One of his inspirations in his studio was classical music played very loudly. Henry estimates that his father did some 15 composer portraits. For us, these portraits are important because the composers’ images are not quite what we expect.
In his portrait of Mahler, for example, we have the classic turned head we’re familiar with from numerous photographs.
Yet, in Köhler’s image, the angle of the turn of the head is more extreme and the characteristic wrinkles on his forehead and around his mouth are missing, yet we can recognize that inner energy that all Mahler images seem to hold.
Mahler: Symphony No. 4 in G major: IV. Sehr behaglich (Lucia Popp, soprano; London Philharmonic Orchestra; Klaus Tennstedt, cond.)
Köhler’s J.S. Bach image is even better for making us rethink what we believe the composer to look like. This isn’t the 60-year-old composer holding out a fugue that we know from the 1748 Haussmann painting, this is a young, smooth-faced composer, placed in the context of his Well-Tempered Clavier score, with his name from a cover of what looks like the Peters Edition in the bottom left corner. Everything about him in this portrait is simplified, even while he’s surrounded by some of the most complex music he created. The mixed media portrait takes us beyond the usual iconography of an aged composer and lets us reimagine him as a youth.
Bach: The Well-Tempered Clavier, Book 1, Fugue No. 1 in C Major, BWV 847 (Glenn Gould, piano)
The Stravinsky portrait takes a familiar aspect of the composer, his heavy glasses, and shows us the working composer with his more usual two pairs of glasses worn concurrently – one for distance and one for close work. The layers of paper pasted on top to create his hair, the planes of his face, even the reflections in his lenses, seem to catch that two-sidedness that Stravinsky always seems to embody, as in the innovative composer who used music from other sources (as in The Rite of Spring).
Stravinsky: The Rite of Spring: Part I (Adoration of the Earth): The Augurs of Spring / Dances of the Young Girls (London Symphony Orchestra; Robert Craft, cond.)

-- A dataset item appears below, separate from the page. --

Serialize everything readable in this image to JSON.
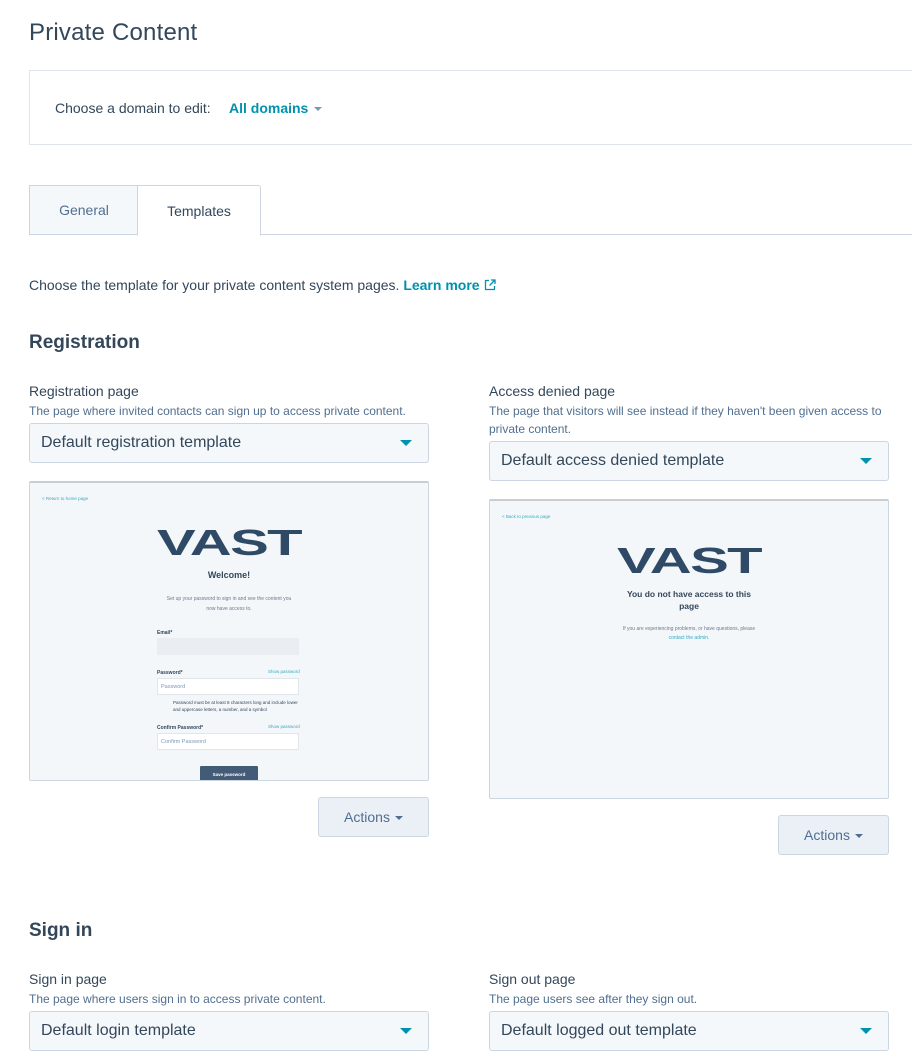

Along with other composers such as Mozart and Sibelius, Carl Köhler also did at least three portraits of an unusual musical icon: Michael Jackson. In the work entitled “A Head – Michael Jackson The Inspiration” we have to look very hard for the performer. We see his eye and perhaps his ear, and then, gradually, we see his jawline and he starts to emerge into recognizable form.
In the other two portraits, recognition is much easier but then we look at that sculpted nose, the thin lips, and the mask-like quality of the skin and we have a very different portrait. The face itself is seen only through a central opening – are we looking at his face through a window or are those the surgical bandages of a face-lift?
The second image brings forth the same questions: it’s the full face, but bisected as for an analysis of the face’s construction.